The process of clustering ensemble is shown in Fig. 1. First, M clustering results are obtained by running the M clustering algorithm. Each clustering result is regarded as a clustering member or a partition of clustering ensemble. The set of all clustering results is denoting $P=\left\{ P^{(1)},\ldots , P^{(M)}\right\} $, this step is called clustering member generation. Then P is taken as input, they are combined, and the final clustering result is output, this step is called clustering composition/ensemble/fusion, also known as consensus function design. In terms of clustering member generation, there are usually three methods: (1) Use the same clustering algorithm. Since the randomly initialized K-means will get different clustering results each time it is run, clustering members can be generated through multiple runs. (2) Cluster different data subsets, such as random projection, projection to different subspaces, different sampling techniques, selection of different feature subsets, etc. (3) Adopt different number of clusters. For example, setting multiple different values of k or randomly selecting k in a specified interval. In the design of consensus function, since object labels are unknown in the process of cluster analysis, there is no explicit correspondence between cluster labels obtained by different cluster members. In addition, cluster members may contain different number of clusters, which makes the cluster label mapping problem very challenging. According to whether to explicitly solve the problem of cluster label correspondence, clustering ensemble methods can be divided into the following two categories: (1) Pair-wise approach, introducing the adjacency matrix H of hypergraph will represent the pair-wise relationship between objects, effectively avoiding the problem of cluster label correspondence. (2) Re-labeling approach, including cumulative voting, alternative voting, etc.

The quality of the basic clusterings plays a crucial role in the consistency of the clustering process.
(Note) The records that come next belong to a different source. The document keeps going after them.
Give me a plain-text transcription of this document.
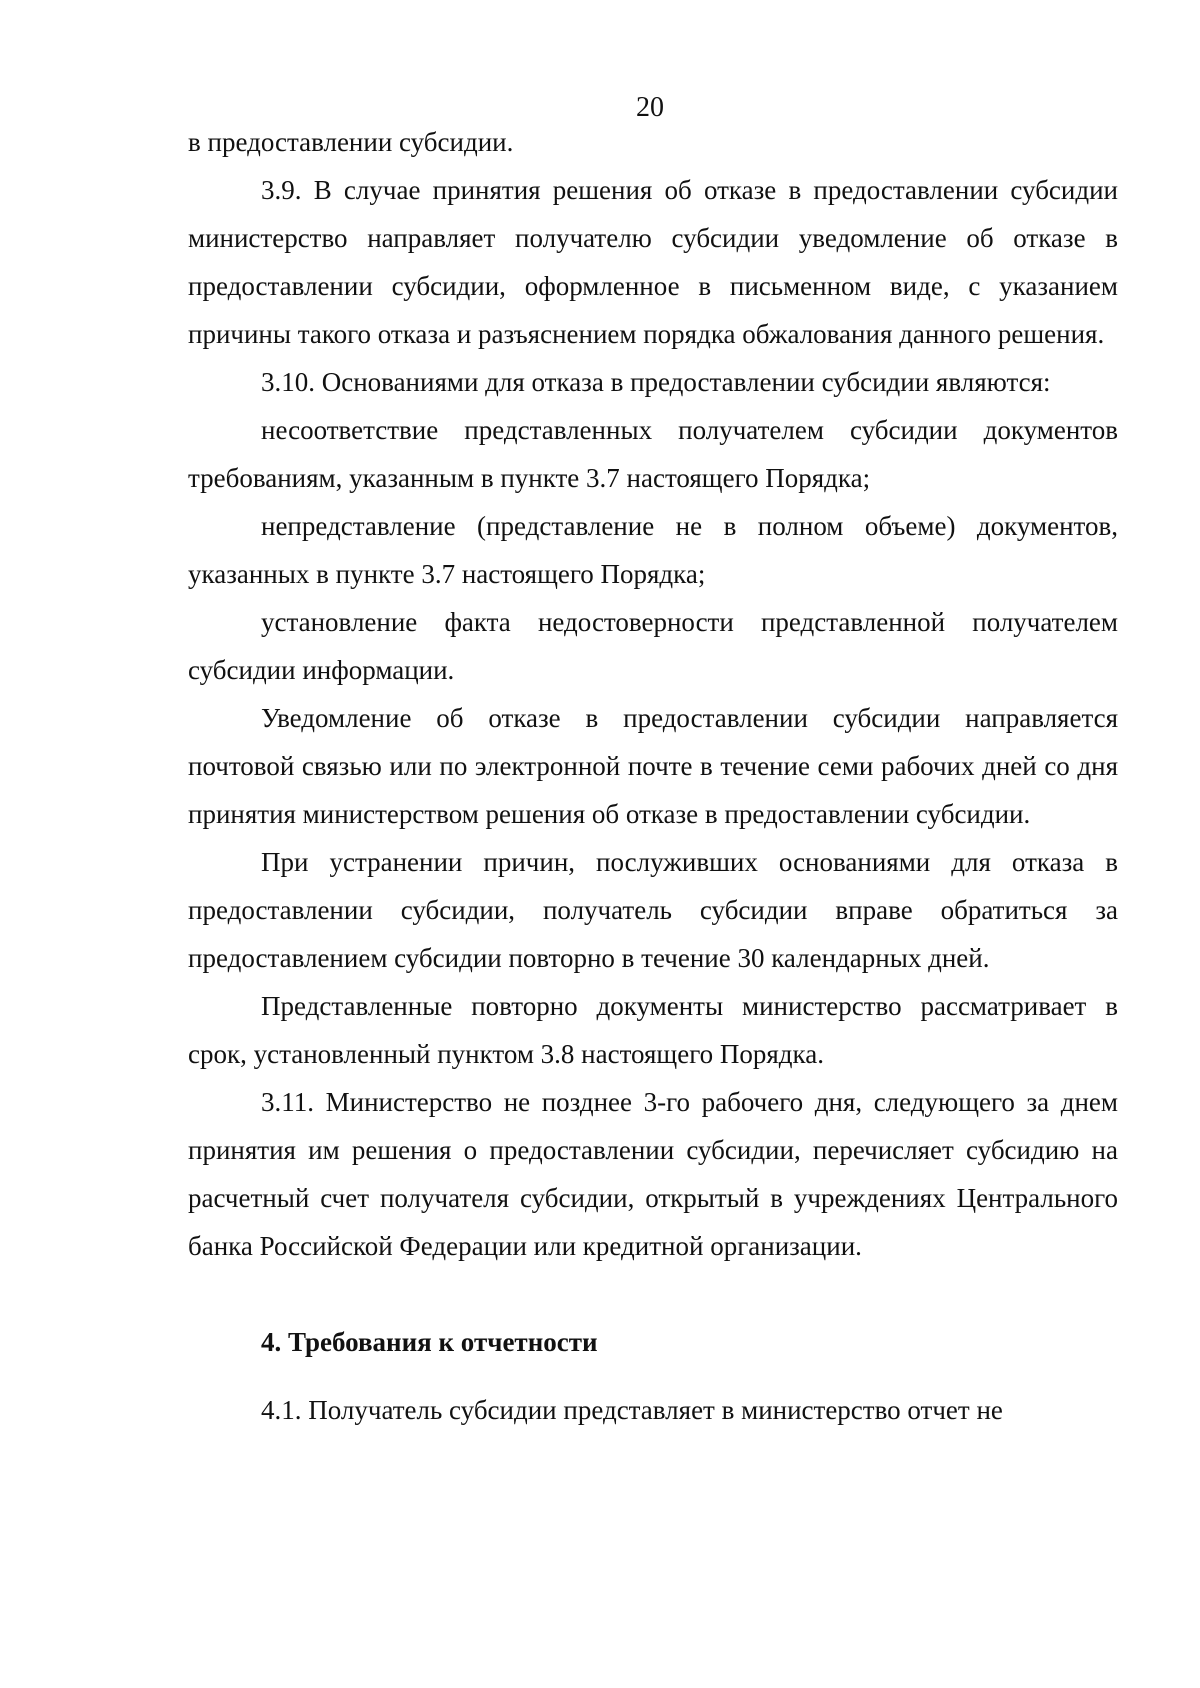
20

в предоставлении субсидии.

3.9. В случае принятия решения об отказе в предоставлении субсидии министерство направляет получателю субсидии уведомление об отказе в предоставлении субсидии, оформленное в письменном виде, с указанием причины такого отказа и разъяснением порядка обжалования данного решения.

3.10. Основаниями для отказа в предоставлении субсидии являются:

несоответствие представленных получателем субсидии документов требованиям, указанным в пункте 3.7 настоящего Порядка;

непредставление (представление не в полном объеме) документов, указанных в пункте 3.7 настоящего Порядка;

установление факта недостоверности представленной получателем субсидии информации.

Уведомление об отказе в предоставлении субсидии направляется почтовой связью или по электронной почте в течение семи рабочих дней со дня принятия министерством решения об отказе в предоставлении субсидии.

При устранении причин, послуживших основаниями для отказа в предоставлении субсидии, получатель субсидии вправе обратиться за предоставлением субсидии повторно в течение 30 календарных дней.

Представленные повторно документы министерство рассматривает в срок, установленный пунктом 3.8 настоящего Порядка.

3.11. Министерство не позднее 3-го рабочего дня, следующего за днем принятия им решения о предоставлении субсидии, перечисляет субсидию на расчетный счет получателя субсидии, открытый в учреждениях Центрального банка Российской Федерации или кредитной организации.

4. Требования к отчетности

4.1. Получатель субсидии представляет в министерство отчет не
To improve consensus performance, researchers have attempted to evaluate base clusterings and assign them with different weights. These methods with weighting partitions do increase the accuracy of clustering ensemble to a certain extent [20,21,22,23, 28]. However, they are developed based on an implicit assumption that all of the clusters in the same base clustering have the same reliability, which cannot reflect the realistic situations of real-world datasets. They typically treat each base clustering as an individual and assign a global weight to each base clustering regardless of the diversity of the clusters inside it. To address this deficiency, references [29,30,31,32, 34] further consider the local diversity of ensembles and deal with the different reliability of clusters. Moreover, recent studies [36, 37] have shown that point can change its neighbors in different partitions and different points have different relationship stability. This difference shows that points may have different contributions to the detection of underlying data structure. Generally, a partition is made up of one or more clusters and a cluster is made up of one or more points. Therefore, the quality of the cluster directly affects the quality of the partition and the quality of the points directly affects the quality of the cluster. Therefore, there is a need to comprehensively consider the importance of points, clusters and partitions. However, very few of existing studies address the problem of how to uniformly weight these three layers together.

Aiming at the above problem, this paper proposes a three-layer weighted clustering ensemble method named PCPA based on three factors, i.e., point, cluster and partition. Firstly, PCPA adopts k-means algorithm to generate the base clusterings by iteratively running it for M times. Secondly, the base clusterings matrix is transformed into a hypergraph adjacency matrix H, and the CA matrix is fine-tuned by three-level weighted of point, cluster and partition. Finally, the average link (AL) method is used to obtain the consensus clustering.

For clarity, the contributions of this paper can be summarized as follows.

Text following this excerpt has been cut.